続きまして16ページでございますが、これは、継続雇用について会社側から見たときどんなメリットがあるのかについて考察したものでございます。60代前半の雇用確保措置というのは、定年制の延長とか、定年制の廃止とか、継続雇用制度と、3つの中から選ぶことになっているのですが、圧倒的に多いのは継続雇用制度が多いと。この継続雇用制度を使っている背景としまして、会社としましては、全員じゃなくある程度選別することによって生産性が低下するリスクを落とすとか、また、継続雇用でその後賃金制度をチャラにするということがあって人件費の増加のリスクを避けるとか、あるいは定年制ですと人事制度の変更のリスクが小さいと、こういった側面があって、会社としてはメリットがあるという現状ではないかということを示唆しております。

また、実際会社の業績、売り上げが悪い会社とかいい会社に関係なく継続雇用制は進んでいるのですが、この図の右側を見ていただきますと、一つの発見としまして、正社員の採用とか、新卒とか中途採用が難しいということで60歳を超えた正社員を雇用していると挙げた会社というのは、やはり売り上げが減ったという割合が高いと。そういう点では、先ほど継続雇用のところで労働需要が強いと継続雇用率も高いと申しましたけれど、ちょっとこれ逆なのですが、こちらのほうは、コスト削減として継続雇用を使っているという側面もあると。ただ、これをやり過ぎちゃうと新卒とか若い人の採用が進まなくなってしまうという問題点がございます。

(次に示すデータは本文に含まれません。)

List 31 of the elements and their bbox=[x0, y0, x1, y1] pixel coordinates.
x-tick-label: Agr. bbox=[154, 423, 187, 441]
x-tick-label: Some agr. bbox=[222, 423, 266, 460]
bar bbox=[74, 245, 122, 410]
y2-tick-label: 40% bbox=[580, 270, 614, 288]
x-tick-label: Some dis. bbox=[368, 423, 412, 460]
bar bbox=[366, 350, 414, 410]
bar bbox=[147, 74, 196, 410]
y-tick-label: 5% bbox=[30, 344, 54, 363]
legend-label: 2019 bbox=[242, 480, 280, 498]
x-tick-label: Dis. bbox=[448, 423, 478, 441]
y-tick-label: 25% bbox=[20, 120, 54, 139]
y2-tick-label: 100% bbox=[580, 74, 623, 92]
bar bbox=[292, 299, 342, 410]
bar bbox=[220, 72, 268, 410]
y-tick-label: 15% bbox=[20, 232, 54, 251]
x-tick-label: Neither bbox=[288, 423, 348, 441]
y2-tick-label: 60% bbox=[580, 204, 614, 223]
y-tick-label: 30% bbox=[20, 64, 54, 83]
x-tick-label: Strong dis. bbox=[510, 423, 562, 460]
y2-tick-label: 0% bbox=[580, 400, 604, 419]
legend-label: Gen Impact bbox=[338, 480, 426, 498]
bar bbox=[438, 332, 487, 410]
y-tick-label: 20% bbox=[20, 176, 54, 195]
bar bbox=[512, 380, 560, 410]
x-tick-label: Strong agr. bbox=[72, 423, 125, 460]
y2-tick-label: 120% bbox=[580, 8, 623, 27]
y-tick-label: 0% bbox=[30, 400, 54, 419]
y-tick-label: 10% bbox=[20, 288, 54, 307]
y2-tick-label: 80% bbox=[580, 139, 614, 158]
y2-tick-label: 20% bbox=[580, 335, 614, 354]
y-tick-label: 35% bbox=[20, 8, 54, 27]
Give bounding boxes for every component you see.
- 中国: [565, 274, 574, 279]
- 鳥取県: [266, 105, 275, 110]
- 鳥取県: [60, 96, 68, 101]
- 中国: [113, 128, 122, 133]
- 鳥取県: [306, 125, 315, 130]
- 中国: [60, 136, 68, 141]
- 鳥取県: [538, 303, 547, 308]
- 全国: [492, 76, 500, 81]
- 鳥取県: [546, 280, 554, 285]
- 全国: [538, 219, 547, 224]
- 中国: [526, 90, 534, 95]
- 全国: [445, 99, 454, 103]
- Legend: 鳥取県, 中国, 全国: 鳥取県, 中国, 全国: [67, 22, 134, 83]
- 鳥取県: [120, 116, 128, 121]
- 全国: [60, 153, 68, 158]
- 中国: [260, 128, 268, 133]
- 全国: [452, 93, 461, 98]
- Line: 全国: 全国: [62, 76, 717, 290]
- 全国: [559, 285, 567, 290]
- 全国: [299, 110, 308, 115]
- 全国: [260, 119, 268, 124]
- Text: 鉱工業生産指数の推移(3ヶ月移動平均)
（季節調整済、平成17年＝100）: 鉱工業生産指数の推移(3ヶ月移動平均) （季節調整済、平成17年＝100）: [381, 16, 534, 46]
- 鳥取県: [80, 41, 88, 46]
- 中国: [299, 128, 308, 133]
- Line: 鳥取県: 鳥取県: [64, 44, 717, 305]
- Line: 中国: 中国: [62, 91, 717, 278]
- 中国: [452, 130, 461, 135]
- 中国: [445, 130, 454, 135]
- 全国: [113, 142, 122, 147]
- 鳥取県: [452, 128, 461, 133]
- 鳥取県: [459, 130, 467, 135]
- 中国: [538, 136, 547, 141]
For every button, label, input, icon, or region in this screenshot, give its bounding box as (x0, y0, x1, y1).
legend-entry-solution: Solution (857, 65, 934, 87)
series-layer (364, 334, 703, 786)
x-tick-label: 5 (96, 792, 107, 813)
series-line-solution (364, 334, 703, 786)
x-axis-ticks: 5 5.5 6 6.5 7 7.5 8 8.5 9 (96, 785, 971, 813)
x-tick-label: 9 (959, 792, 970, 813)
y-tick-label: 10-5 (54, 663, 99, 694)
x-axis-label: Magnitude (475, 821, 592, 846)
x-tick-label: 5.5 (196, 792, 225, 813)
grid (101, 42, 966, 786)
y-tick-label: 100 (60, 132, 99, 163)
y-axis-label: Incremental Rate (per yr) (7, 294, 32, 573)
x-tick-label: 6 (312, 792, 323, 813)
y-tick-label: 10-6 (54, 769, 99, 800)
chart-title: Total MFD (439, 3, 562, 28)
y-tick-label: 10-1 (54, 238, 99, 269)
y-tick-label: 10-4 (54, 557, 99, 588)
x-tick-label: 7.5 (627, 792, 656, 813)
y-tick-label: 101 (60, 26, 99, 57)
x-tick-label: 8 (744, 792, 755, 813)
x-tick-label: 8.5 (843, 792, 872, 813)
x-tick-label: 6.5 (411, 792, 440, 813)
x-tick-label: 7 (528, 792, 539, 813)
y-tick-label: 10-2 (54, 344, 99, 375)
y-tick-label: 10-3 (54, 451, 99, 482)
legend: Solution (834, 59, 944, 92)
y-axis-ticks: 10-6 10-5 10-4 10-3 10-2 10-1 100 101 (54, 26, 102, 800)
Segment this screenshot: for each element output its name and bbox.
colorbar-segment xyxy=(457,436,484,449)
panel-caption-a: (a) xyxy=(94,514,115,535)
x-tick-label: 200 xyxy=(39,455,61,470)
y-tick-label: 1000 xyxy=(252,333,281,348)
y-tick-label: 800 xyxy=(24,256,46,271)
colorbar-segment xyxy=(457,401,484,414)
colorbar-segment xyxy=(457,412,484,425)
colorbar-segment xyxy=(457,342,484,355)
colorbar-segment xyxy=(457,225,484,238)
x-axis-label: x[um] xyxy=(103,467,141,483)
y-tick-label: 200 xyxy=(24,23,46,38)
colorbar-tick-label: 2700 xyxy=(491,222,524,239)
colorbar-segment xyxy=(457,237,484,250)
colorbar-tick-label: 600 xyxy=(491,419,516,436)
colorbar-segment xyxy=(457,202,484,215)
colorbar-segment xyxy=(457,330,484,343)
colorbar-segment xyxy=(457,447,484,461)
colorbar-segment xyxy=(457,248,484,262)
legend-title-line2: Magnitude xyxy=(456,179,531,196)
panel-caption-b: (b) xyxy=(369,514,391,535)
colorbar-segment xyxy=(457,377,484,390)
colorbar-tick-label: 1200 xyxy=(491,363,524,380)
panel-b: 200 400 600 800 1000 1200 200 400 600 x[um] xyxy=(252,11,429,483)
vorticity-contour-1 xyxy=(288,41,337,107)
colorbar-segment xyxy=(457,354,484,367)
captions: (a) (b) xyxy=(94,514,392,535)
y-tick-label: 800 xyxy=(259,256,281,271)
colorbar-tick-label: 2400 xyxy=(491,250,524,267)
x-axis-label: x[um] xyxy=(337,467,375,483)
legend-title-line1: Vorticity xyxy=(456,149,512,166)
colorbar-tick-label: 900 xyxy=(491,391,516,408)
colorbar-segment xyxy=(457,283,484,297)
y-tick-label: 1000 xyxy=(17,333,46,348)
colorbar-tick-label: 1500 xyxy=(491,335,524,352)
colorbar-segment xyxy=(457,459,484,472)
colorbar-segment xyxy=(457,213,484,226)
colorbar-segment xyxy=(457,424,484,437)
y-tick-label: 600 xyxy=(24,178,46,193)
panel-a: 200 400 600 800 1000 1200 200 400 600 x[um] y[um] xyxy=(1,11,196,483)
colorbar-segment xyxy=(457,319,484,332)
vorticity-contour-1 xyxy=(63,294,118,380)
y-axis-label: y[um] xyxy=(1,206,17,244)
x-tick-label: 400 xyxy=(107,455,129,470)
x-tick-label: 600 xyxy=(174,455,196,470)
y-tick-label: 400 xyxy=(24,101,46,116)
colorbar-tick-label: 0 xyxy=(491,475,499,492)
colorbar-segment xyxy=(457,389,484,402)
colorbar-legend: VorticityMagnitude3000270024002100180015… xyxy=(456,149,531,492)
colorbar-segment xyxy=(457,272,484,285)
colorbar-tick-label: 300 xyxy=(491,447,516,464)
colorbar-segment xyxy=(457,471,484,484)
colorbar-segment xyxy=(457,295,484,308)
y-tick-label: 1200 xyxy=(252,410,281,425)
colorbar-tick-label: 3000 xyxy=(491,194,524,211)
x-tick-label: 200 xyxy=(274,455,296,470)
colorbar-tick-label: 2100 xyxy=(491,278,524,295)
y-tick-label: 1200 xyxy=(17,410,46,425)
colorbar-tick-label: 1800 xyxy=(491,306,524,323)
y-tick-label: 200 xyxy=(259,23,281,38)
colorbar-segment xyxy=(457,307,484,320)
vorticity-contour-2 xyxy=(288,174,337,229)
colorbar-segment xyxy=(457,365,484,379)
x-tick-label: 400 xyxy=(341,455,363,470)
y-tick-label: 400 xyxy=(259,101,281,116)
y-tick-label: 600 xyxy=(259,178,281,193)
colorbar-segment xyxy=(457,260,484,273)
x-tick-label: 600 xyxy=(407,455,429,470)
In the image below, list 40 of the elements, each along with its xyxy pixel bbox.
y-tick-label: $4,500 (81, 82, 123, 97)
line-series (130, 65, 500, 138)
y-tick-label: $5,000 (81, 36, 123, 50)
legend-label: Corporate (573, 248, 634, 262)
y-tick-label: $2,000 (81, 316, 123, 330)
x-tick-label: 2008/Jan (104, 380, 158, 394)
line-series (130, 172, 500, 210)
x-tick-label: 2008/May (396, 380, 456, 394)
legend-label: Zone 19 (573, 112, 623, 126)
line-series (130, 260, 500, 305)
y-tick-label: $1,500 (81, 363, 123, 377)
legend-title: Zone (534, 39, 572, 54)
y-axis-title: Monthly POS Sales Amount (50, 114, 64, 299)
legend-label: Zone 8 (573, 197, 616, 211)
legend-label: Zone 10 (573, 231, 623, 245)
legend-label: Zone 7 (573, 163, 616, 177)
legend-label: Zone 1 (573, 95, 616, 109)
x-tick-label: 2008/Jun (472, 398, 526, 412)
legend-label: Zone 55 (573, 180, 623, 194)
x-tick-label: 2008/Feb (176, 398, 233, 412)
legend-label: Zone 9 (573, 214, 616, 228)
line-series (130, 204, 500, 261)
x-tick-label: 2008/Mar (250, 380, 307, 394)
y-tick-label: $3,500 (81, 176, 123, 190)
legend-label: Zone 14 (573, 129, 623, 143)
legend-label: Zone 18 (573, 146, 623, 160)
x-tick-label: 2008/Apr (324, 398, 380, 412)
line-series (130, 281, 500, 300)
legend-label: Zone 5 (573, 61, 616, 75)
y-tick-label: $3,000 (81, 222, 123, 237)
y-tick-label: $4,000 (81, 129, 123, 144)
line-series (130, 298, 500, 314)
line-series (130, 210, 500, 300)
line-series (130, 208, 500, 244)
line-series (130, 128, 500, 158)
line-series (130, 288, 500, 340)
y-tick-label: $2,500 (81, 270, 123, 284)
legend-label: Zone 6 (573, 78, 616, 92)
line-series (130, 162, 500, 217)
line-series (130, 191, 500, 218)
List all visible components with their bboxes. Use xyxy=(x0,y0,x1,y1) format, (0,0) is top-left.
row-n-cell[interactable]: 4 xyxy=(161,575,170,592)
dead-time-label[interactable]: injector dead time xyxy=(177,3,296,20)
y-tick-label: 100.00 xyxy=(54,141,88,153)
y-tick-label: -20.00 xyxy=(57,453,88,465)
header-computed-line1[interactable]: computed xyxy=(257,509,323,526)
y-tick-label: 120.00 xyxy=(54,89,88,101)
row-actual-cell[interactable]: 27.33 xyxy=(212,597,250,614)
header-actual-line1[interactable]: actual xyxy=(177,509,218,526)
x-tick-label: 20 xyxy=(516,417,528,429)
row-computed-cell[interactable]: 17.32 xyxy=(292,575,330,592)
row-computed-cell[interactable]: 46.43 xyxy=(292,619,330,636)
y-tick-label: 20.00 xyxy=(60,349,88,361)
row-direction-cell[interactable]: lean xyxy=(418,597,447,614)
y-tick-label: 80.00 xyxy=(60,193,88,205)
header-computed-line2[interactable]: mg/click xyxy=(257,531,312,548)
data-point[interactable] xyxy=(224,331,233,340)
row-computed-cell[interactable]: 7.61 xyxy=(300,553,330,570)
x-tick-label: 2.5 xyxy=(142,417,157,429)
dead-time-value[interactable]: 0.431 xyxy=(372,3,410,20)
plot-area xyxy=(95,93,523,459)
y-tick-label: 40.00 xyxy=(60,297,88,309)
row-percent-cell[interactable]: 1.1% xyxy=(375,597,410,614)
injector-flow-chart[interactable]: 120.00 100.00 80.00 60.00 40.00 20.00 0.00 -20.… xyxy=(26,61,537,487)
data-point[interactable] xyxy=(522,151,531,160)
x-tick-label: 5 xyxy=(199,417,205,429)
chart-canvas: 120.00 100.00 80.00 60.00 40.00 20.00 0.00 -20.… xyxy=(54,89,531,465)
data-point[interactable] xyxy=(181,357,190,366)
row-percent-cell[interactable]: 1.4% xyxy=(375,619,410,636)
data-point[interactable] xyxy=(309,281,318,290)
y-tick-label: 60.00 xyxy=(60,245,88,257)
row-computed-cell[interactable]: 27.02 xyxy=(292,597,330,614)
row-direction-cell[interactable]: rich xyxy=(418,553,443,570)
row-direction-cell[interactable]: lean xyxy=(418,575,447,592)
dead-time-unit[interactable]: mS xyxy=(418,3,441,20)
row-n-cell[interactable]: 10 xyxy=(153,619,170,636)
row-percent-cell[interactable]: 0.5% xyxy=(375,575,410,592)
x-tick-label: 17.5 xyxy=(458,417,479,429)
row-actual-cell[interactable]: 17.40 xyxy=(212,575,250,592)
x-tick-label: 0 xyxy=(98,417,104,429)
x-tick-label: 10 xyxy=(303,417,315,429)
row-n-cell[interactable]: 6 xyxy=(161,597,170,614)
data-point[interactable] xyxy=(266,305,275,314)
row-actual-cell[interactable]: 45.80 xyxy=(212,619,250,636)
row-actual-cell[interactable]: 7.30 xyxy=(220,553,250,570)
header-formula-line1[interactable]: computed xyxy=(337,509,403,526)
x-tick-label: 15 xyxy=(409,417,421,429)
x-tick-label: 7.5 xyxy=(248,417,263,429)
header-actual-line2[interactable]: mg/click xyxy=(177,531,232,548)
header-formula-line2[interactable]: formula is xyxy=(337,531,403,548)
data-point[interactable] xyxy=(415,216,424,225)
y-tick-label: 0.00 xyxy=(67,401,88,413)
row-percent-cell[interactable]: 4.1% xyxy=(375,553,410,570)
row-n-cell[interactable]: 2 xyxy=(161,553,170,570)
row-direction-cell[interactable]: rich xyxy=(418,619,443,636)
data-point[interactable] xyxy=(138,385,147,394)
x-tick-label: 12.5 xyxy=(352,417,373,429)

あと、ここではシミュレーション的な議論をしているのですが、先ほど企業年金が継続雇用に影響しているのではと申し上げましたが、退職給付制度の場合、今確定給付が結構、かなり債務の問題がありまして、その分の影響が非常に大きく寄せるということがこの分析からも実は出ておりまして、そういう点で、企業年金を設定するかどうかということと継続雇用を進めるかというのは二者択一になってしまう可能性があると。そういう点で、企業年金がどう影響するかというのは、今後のやっぱり課題じゃないかということを示唆しております。

以上のような分析の話を受けまして、3ページ目に戻っていただきまして、今回の報告書として幾つか整理しております。まず1つ目が、高齢者の雇用を考えるときに、やはり賃金・人事制度をどうつくっていくかが重要でございますが、その場合、先ほど申しましたように、会社側の事情だけじゃなくて、高齢者の就業ニーズなどを踏まえながら、両面をはかりながら進めていく必要があると。そういう点で、非常にバランスをとった制度をつくっていくことが求められると。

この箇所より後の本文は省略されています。